Maximization of Neumann eigenvalues

TL;DR

This paper investigates the maximization of Neumann eigenvalues for domains and densities, proving existence of optimal densities, characterizing solutions in one dimension, and providing numerical approximations in two dimensions.

Contribution

It introduces a relaxed formulation for the eigenvalue maximization problem, proves existence of optimal densities, and offers numerical methods for approximations in two dimensions.

Findings

Optimal densities exist for the relaxed problem.

In one dimension, maximizers are unions of equal segments.

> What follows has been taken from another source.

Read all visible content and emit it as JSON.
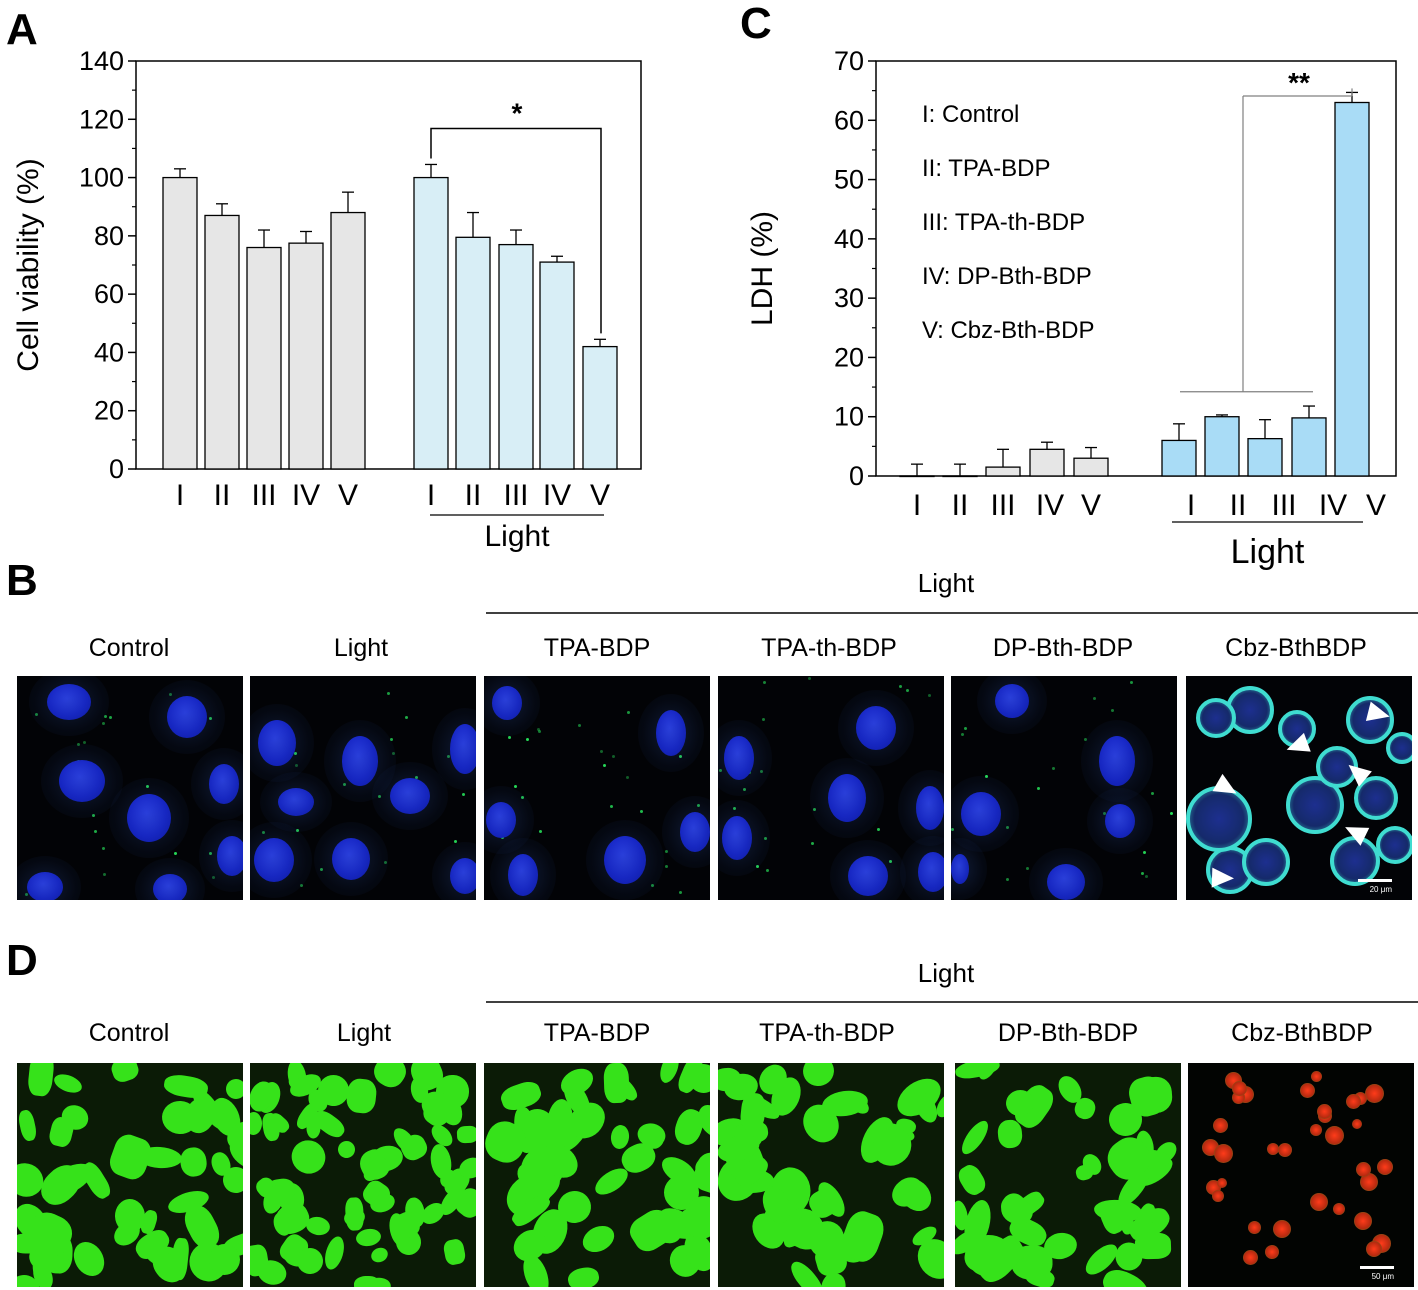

Numerical approximations for optimal densities in 2D are provided.

Abstract

This paper is motivated by the maximization of the $k$-th eigenvalue of the Laplace operator with Neumann boundary conditions among domains of ${\mathbb R}^N$ with prescribed measure. We relax the problem to the class of (possibly degenerate) densities in ${\mathbb R}^N$ with prescribed mass and prove the existence of an optimal density. For $k=1,2$ the two problems are equivalent and the maximizers are known to be one and two equal balls, respectively. For $k \ge 3$ this question remains open, except in one dimension of the space where we prove that the maximal densities correspond to a union of $k$ equal segments. This result provides sharp upper bounds for Sturm-Liouville eigenvalues and proves the validity of the P\'olya conjecture in the class of densities in ${\mathbb R}$. Based on the relaxed formulation, we provide numerical approximations of optimal densities for $k=1, \dots, 8$ in ${\mathbb R}^2$.